Ajaran Buddha di Sriwijaya digadang memiliki pengaruh kuat terutama di wilayah Asia bagian tenggara sejak abad ke-7. Bukti yang dikutip berkenaan dengan pernyataan tersebut sebagian besar bersumber dari banyaknya catatan-catatan perseorangan, seperti biksu I-Tsing, baik melalui catatan hubungan diplomatik ke kekaisaran Cina atau kemaharajaan di India. Memang perlu diakui, hubungan diplomatik antara Sriwijaya-CinaIndia sangatlah signifikan. Hubungan mereka tidak hanya menghasilkan jejak keuntungan ekonomis, seperti hubungan perdagangan melalui jalur pelayaran, namun lebih spesifik lagi mempengaruhi eksistensi ajaran agama. Melalui jalur pelayaran, disebutkan bahwa Dinasti Tang dengan Kerajaan Sriwijaya telah menjejaki hubungan diplomatik sejak tahun 683 Masehi atau jauh sebelumnya (Saputra & Hasan, 2014). Secara umum memang kedua pihak ini berfokus pada isu perdagangan komoditas, seperti cendana, kayu harum, dan wangi-wangian, namun demikian isu agama tidak pernah bisa lepas dari perihal ini. Bahkan biksu I-Tsng yang disebut pernah belajar di Sriwijaya, lantas pernah menyarankan kepada para pendeta Buddha muda di Dinasti Tang yang berkeinginan menuntut ilmu ke Nalanda (India) untuk terlebih dahulu menetap selama satu sampai dua tahun di Sriwijaya untuk belajar tata bahasa Sanskrit dan kitab. Menurut catatan I-Tsing, terdapat kurang lebih 1.000 biksu yang belajar agama Buddha dan bahasa Sanskerta di Sriwijaya (Sholeh, 2017, p. 174).

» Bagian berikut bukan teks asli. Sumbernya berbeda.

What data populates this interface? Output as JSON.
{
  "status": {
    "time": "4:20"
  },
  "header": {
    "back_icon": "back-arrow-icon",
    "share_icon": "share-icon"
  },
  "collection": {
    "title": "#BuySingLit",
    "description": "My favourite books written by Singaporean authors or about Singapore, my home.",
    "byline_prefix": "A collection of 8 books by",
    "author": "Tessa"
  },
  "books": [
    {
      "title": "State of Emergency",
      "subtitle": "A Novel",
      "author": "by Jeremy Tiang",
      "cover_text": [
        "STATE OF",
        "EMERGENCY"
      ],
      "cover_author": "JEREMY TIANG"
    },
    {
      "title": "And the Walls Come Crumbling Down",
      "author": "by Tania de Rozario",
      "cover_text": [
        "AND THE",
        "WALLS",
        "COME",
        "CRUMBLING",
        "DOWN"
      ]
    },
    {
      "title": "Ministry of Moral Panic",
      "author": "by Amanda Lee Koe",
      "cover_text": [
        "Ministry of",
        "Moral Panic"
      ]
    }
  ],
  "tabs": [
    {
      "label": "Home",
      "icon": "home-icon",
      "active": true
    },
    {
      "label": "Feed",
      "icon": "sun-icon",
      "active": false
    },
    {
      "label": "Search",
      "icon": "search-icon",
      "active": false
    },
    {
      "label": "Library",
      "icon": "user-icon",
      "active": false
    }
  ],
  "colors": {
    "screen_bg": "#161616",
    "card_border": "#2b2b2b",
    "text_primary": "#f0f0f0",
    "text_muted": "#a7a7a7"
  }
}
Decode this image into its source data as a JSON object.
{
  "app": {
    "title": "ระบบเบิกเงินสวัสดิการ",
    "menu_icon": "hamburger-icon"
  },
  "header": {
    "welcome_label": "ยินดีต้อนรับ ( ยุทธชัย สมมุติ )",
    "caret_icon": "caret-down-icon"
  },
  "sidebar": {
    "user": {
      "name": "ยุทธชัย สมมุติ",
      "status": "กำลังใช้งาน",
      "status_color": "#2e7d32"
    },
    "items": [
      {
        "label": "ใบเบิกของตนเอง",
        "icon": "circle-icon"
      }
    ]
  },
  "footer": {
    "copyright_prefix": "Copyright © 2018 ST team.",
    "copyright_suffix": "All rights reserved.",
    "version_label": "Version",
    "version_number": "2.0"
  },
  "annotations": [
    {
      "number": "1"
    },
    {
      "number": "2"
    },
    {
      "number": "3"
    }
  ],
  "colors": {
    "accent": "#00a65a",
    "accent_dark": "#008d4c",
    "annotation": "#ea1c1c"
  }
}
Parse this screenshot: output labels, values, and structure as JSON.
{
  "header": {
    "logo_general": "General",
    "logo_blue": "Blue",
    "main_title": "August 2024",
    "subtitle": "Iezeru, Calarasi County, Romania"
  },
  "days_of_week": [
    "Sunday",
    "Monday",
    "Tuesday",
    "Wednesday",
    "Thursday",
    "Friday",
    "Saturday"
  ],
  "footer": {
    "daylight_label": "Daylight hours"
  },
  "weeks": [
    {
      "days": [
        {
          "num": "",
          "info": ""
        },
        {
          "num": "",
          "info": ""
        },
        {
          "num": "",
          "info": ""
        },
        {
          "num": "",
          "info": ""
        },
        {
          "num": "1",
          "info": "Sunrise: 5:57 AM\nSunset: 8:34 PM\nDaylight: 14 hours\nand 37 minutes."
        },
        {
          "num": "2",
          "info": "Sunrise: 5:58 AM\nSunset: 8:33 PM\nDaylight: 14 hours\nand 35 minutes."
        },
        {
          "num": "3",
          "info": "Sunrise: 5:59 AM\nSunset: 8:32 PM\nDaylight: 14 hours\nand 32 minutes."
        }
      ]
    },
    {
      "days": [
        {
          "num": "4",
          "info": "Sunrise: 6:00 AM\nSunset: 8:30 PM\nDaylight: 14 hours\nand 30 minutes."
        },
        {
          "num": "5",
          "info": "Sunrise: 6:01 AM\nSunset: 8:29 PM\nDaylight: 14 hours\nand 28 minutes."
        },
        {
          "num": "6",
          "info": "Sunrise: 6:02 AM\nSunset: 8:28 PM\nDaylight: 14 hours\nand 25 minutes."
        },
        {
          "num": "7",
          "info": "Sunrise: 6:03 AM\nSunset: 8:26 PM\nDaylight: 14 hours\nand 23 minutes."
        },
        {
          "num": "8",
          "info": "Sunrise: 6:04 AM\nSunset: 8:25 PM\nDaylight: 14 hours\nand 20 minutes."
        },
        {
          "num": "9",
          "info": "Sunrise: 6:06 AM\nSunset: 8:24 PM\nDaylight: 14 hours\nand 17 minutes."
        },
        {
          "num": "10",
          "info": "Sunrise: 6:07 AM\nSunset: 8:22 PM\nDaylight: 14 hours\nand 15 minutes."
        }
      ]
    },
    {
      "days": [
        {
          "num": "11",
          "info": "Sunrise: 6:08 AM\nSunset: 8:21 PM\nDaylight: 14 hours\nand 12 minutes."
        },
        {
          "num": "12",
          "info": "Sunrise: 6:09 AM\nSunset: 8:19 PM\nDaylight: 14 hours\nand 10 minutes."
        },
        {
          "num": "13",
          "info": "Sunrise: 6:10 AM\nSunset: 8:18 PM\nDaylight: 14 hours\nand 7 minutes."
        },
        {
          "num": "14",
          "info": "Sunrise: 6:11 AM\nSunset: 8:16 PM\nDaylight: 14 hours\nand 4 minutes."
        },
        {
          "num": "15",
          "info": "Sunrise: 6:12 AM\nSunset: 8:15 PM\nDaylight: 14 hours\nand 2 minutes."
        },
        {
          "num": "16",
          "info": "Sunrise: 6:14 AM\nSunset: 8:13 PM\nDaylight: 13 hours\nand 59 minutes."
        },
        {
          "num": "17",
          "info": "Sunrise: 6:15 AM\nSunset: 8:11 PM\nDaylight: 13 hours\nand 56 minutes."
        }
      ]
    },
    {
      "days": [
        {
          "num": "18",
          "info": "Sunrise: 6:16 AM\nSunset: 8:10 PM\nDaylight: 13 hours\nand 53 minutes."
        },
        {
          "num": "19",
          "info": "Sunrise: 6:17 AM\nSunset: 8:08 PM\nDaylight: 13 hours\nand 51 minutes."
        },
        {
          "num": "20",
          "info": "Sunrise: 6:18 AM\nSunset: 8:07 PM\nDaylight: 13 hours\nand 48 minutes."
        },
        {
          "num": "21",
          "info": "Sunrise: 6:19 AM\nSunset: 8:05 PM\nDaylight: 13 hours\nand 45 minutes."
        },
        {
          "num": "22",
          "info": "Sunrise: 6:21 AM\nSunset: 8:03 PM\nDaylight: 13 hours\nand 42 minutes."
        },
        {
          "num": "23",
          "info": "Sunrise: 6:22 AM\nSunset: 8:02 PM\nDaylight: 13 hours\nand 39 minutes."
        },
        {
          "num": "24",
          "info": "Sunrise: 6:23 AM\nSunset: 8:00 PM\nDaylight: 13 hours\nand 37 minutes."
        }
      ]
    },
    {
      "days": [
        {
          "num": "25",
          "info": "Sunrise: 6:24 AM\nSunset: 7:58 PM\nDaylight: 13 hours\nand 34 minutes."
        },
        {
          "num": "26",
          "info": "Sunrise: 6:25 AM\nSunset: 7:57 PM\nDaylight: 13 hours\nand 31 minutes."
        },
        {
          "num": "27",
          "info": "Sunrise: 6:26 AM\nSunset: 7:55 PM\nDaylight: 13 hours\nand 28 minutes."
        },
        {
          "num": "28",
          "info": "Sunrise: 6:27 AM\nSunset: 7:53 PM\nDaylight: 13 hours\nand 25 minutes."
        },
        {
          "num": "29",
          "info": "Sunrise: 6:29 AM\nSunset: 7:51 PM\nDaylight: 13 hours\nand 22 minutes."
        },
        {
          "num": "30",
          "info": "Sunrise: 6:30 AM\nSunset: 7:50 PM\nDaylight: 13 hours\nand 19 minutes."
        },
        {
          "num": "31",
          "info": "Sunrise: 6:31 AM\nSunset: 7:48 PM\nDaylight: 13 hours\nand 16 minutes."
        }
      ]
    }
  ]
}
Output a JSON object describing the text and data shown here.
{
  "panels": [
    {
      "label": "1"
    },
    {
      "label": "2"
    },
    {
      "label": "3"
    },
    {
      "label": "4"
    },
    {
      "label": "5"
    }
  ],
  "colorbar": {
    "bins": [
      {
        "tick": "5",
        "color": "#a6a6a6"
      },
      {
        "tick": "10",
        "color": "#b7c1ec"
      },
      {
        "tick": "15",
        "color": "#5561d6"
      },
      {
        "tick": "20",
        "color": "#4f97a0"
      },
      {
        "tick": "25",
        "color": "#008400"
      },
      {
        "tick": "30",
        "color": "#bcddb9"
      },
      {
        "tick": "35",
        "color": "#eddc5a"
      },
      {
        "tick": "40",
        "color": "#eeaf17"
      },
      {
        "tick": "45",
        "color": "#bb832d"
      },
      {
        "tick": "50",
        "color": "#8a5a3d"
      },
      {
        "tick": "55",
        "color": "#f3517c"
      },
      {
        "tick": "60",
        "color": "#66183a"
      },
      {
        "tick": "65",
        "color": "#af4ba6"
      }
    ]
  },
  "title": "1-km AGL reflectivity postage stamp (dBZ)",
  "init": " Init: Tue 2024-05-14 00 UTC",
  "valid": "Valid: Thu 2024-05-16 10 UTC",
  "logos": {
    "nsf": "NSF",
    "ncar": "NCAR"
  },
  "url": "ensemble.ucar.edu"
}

Selain berangkat dari catatan asing, temuan-temuan fisik seperti prasasti dari Kerajaan Sriwijaya juga banyak mengungkap eksistensi perkembangan agama Buddha dikerajaan ini. Salah satu catatan fisik yang membahas mengenai perkembangan agama Buddha di Sriwijaya dapat dilihat pada Prasasti Talang Tuwo yang berangka tahun 684 Masehi. Berdasarkan isi Prasasti Talang Tuwo, Dapunta Hyang Sri Jayanaga berusaha menjadikan imperium Sriwijaya sebagai pusat pendidikan, ilmu pengetahuan, serta pusat pengajaran agama Buddha di tingkat perguruan tinggi yang diperguru oleh seorang bernama Dharmapala (Yenrizal, 2018, p. 840).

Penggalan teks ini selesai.